Ada banyak persepsi begitu mendengar duet Avanza-Xenia berevolusi. Terutama transformasi platform yang mengubah layout jadi front-front (mesin depan-gerak depan) dari sebelumnya front-rear (mesin depan-gerak belakang). Dan penyematan transmisi CVT gantikan matik konvensional. Opini pribadi saya, terkesan mengekor racikan para rivalnya. Padahal mereka pencipta kemapanan kelas Low MPV dan selalu teratas dalam penjualan. Menandakan penerimaan teramat besar dari pasar otomotif Indonesia. Lantas, mengapa harus berubah?
Berbagai jawaban dilayangkan pabrikan. Semua mengenai kelebihan dari penggerak roda depan (FWD). Sangat wajar walau kurang memuaskan. Karena mobil sekarang mayoritas adalah FWD. Pertanda RWD semakin ditinggalkan. Bukan suatu hal yang tabu juga bagi Avanza-Xenia jika ingin mengikuti perkembangan zaman. Lagipula, semua lawannya terlahir langsung sebagai MPV monokok dan FF. Memang persaingan jadi kurang berwarna. Sebelumnya ada yang beda sendiri, sekarang sama semua.
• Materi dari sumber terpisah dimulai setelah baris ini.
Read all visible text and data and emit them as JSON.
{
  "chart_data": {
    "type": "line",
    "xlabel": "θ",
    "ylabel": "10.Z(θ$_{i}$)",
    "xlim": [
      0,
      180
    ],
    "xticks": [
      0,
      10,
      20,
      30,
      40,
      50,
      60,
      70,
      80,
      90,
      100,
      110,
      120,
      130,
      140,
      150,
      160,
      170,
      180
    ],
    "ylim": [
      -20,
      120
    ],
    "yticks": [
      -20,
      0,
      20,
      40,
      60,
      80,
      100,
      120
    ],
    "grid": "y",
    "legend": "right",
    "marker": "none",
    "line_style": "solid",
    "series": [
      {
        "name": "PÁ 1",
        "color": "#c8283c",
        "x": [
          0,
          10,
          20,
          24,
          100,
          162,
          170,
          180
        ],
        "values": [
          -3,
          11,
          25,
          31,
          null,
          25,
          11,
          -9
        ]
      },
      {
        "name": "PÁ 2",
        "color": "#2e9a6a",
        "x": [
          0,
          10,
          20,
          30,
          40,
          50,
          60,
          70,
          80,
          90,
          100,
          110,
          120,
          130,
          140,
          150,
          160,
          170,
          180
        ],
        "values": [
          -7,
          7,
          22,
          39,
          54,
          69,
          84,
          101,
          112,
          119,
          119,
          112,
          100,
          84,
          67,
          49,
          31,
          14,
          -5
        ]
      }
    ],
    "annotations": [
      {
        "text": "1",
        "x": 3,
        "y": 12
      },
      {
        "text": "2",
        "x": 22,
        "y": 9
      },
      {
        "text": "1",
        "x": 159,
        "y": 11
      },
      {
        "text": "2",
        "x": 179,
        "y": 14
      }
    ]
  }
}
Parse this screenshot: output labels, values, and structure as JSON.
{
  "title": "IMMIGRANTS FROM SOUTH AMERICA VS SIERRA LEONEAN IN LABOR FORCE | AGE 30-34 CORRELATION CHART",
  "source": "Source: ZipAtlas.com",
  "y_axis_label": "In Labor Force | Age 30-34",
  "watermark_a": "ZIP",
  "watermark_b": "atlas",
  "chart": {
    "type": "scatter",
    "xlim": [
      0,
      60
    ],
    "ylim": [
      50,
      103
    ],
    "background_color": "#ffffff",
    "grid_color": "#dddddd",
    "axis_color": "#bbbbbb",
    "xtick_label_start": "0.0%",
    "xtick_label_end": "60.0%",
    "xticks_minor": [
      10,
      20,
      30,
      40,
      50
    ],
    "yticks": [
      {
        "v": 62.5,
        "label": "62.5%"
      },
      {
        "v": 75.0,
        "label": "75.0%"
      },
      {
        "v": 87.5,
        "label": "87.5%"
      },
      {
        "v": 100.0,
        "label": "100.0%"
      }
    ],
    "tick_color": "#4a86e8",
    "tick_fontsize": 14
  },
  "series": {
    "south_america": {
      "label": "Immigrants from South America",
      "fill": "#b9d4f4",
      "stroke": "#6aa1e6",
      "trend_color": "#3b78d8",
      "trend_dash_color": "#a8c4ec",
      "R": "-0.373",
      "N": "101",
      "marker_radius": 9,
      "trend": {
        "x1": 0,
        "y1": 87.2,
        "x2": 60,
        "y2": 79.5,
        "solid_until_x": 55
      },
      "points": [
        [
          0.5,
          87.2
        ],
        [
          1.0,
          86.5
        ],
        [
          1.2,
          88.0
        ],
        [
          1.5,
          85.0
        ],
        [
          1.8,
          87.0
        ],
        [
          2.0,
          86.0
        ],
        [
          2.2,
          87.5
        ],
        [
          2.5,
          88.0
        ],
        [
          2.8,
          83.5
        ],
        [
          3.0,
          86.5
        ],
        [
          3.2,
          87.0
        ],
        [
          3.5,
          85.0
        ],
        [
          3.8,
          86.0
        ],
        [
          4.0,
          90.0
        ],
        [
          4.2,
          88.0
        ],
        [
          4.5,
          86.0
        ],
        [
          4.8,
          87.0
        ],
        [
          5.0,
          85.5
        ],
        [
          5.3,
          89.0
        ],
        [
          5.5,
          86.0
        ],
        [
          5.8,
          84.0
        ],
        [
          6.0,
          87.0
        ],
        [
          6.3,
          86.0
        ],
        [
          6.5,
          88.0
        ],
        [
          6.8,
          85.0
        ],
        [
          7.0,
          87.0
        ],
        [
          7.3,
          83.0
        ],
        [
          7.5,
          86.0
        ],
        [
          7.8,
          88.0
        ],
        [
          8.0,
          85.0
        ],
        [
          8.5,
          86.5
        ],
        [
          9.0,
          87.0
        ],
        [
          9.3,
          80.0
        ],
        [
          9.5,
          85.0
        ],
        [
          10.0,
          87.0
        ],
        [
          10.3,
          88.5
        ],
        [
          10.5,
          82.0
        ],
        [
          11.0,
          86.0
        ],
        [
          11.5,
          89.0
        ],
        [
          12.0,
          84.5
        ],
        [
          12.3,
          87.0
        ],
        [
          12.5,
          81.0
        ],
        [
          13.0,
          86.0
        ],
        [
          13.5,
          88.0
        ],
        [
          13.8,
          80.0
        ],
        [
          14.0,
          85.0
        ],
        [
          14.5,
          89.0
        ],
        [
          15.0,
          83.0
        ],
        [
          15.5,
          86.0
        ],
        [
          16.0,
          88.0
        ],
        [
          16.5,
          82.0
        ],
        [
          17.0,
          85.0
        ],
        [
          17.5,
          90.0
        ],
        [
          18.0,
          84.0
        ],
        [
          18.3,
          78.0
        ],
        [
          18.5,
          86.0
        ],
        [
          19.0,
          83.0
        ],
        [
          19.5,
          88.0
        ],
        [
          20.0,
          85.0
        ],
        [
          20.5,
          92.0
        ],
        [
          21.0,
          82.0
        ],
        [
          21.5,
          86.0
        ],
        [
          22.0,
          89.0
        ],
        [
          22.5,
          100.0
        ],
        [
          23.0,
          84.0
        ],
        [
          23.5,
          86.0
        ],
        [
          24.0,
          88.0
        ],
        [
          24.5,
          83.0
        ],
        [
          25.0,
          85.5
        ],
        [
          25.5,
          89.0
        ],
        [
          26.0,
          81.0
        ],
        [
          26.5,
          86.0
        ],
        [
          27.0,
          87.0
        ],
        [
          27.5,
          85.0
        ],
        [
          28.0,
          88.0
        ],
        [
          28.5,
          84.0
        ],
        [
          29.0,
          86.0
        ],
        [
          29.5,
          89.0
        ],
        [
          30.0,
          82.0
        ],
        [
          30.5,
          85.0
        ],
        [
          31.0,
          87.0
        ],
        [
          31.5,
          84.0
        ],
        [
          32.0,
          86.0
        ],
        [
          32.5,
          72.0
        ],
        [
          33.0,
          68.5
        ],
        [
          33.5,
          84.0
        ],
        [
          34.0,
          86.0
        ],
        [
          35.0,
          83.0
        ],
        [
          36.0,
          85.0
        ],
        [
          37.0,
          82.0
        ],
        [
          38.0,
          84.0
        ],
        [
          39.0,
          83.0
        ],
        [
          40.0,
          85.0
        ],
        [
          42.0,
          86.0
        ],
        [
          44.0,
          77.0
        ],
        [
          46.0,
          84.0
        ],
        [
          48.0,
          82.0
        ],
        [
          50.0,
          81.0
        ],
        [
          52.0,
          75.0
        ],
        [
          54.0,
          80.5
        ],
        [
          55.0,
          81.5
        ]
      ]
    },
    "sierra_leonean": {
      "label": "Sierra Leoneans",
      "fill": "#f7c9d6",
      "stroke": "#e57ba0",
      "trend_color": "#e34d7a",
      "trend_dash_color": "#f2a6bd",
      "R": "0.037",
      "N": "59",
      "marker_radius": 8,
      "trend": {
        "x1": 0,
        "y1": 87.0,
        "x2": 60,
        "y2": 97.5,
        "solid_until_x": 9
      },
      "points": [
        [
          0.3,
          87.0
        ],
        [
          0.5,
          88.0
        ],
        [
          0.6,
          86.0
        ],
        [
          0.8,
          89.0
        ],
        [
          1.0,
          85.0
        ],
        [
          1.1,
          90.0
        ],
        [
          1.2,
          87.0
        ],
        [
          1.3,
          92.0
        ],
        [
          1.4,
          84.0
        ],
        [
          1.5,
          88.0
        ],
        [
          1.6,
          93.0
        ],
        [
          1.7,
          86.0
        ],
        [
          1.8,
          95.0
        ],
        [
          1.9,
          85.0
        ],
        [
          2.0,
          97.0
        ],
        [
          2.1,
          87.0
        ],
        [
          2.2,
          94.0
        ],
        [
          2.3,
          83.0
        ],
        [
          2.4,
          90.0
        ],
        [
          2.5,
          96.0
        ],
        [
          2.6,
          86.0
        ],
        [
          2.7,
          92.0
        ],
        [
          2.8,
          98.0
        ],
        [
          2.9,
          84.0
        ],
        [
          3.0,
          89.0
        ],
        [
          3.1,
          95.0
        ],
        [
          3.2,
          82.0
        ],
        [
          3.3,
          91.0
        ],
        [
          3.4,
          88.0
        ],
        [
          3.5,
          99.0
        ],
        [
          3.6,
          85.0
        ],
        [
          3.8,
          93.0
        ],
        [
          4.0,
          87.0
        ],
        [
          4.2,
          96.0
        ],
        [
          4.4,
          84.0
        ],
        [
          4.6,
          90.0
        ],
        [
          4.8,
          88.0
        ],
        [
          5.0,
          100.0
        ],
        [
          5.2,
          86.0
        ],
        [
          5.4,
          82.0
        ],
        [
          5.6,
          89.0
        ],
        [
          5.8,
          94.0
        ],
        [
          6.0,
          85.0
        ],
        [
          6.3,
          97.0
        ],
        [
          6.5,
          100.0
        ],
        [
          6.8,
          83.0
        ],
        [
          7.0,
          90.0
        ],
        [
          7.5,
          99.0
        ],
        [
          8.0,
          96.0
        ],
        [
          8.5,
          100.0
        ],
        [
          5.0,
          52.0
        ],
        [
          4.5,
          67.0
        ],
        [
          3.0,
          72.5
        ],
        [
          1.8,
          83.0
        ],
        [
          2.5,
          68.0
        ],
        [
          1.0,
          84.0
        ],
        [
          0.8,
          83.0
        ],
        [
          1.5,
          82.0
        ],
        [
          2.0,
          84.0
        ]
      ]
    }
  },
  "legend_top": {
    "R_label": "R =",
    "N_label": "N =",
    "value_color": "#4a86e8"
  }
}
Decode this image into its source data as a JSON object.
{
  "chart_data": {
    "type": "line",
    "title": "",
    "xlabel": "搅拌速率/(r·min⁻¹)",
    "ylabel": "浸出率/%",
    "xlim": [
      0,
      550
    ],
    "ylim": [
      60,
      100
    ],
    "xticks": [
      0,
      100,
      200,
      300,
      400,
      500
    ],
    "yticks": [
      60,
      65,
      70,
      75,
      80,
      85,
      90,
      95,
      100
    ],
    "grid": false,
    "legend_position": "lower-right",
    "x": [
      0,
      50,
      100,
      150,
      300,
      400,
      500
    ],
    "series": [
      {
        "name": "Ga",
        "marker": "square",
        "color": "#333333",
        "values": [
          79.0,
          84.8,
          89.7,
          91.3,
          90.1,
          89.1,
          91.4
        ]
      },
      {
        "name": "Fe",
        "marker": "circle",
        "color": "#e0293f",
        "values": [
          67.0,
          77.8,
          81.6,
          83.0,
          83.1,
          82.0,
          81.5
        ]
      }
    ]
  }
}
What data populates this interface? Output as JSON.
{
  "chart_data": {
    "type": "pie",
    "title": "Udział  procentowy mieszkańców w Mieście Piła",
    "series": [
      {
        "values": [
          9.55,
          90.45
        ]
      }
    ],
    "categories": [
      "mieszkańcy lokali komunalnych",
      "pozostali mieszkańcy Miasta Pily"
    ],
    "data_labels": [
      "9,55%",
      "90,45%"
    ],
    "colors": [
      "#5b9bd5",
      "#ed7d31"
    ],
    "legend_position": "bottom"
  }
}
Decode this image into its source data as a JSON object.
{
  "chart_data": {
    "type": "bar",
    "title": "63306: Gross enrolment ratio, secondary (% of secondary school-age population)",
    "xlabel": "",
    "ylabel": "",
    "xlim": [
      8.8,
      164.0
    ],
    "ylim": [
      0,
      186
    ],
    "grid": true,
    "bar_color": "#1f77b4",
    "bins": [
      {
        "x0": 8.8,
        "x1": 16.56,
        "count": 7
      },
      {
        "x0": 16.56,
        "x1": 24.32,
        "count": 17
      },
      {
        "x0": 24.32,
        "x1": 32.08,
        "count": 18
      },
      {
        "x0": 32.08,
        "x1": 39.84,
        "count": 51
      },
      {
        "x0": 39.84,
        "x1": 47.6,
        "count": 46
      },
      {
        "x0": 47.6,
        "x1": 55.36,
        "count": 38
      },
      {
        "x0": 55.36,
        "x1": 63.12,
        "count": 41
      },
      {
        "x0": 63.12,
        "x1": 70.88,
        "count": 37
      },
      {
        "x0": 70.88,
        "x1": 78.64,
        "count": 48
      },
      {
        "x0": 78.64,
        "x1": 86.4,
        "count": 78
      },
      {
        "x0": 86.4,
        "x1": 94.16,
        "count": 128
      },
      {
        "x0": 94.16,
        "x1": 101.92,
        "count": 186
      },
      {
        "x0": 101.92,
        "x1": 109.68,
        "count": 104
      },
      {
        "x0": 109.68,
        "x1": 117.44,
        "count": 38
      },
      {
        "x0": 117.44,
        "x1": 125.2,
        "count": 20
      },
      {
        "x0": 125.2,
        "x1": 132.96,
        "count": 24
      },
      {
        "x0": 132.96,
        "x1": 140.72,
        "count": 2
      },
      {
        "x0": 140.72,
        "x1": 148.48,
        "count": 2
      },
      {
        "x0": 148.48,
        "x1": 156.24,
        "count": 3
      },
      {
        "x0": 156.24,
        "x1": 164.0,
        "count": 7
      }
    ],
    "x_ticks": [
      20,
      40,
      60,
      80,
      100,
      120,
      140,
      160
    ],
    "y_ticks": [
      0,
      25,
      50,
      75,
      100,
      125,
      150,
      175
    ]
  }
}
Tentu kesempatan menjajal Xenia generasi terbaru sayang untuk dilewatkan. Rute Kulon Progo, Kebumen, Magelang dan berakhir di Semarang, sangat pas menguji dari berbagai aspek. Jalur antarkota dan antarprovinsi langsung menunjukkan kemampuan mobil sebenarnya. Tarikan mesin, kelincahan kemudi serta kemampuan menanjak jadi daftar pengetesan. Sayang tidak melewati jalan tol sama sekali. Sehingga belum bisa merasakan karakter di kecepatan tinggi maupun konsumsi bahan bakar.
Beruntung mendapat kesempatan varian paling tinggi terlebih dahulu. Ialah All New Daihatsu Xenia 1.5 R CVT ADS. Tapi lumayan rugi tidak bisa mencicipi kecanggihan ASA (Advance Safety Assist). Setelah melalui perjalanan kurang lebih 270 km, saya mendapatkan dua kesimpulan. Pertama, perubahan signifikan dibanding generasi terdahulu. Kedua, perbandingan dengan rival sekelasnya.
Sebelum beranjak ke hal berbau teknis dan impresi berkendara, pantas mengulas rupa anyar yang semakin atraktif. Akhirnya Avanza dan Xenia punya paras sangat berbeda. Tadinya agak sulit dikenali dan harus meneliti logo pabrikan tersemat. Kini dibedakan sesuai rancangan masing-masin. Terus terang, saya lebih menyukai muka Xenia daripada Avanza. Grille terbagi dua menciptakan moncong tegas, sangar serta tatapan tajam. Rumah lampu kabut mirip Sigra, begitu pula sudut menyiku sebagai tudung.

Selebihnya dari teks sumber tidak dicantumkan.